Just in case you want to try a different path (because it may be easier):
If a and b are linearly independent, then $$a-\lambda b\not= 0$$ for all $\lambda \in \mathbb{R}[/tex]. Now what you can you say about the inner product of [itex]a-\lambda b$ with itself?

13. Oct 12, 2006

### Logarythmic

I don't know, what can I say?

$$<a - \lambda b|a - \lambda b> = <a|a> - \lambda <a|b> - \lambda <b|a> + \lambda^2 <b|b>$$

?

14. Oct 12, 2006

### StatusX

That's a polynomial in lambda that has no real solutions. Look at the determinant.

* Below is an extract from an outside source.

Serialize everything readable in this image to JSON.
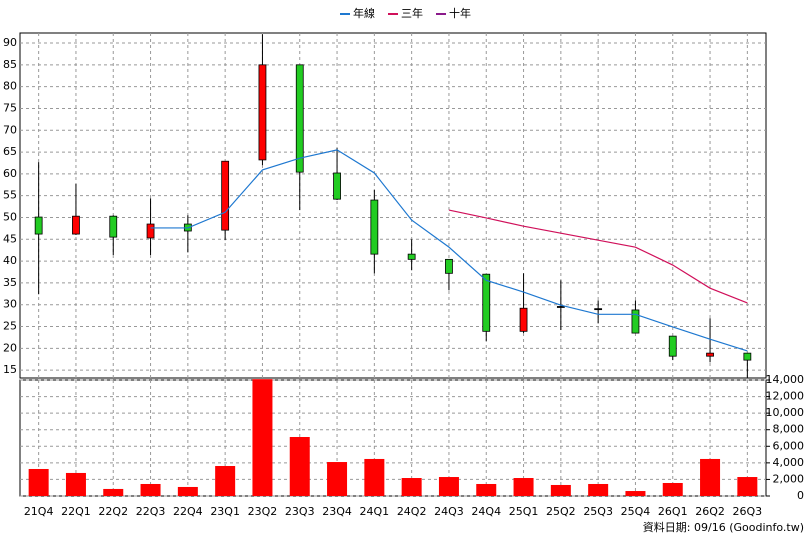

Galileo's way is probably easier (and nicer, as it doesn't require a projection operator), but all I wanted you to do was plug in |<a,b>|^2=|<a,Pb+Qb>|^2=|<a,Pb>+<a,Qb>|^2=..., and you'll eventually end up with something like |<a,b>|^2+c||Qb||^2=||a||^2||b||^2, so that equality holds iff Qb is zero.

Last edited: Oct 12, 2006
15. Oct 12, 2006

### Galileo

True. Now, if v is a nonzero vector, what does that say about <v,v>?
(You have a vector v=a-Lb that is nonzero for EVERY L.)

16. Oct 17, 2006

### Logarythmic

So <v|v> is constant and I get an expression for $$\lambda$$? My head is pretty messed up after this thread.

17. Oct 17, 2006

### Galileo

No, <v,v> is not constant wrt lambda. It's a quadratic equation in terms of lambda, as you have shown.

The inner product has the property that:
$$\langle v,v \rangle \geq 0 \mbox{ with equality only if v=0}$$

Since your v is not zero it is positive for any value of lambda. That means you have a quadratic equation which has no real roots. What does that tell you about its determinant?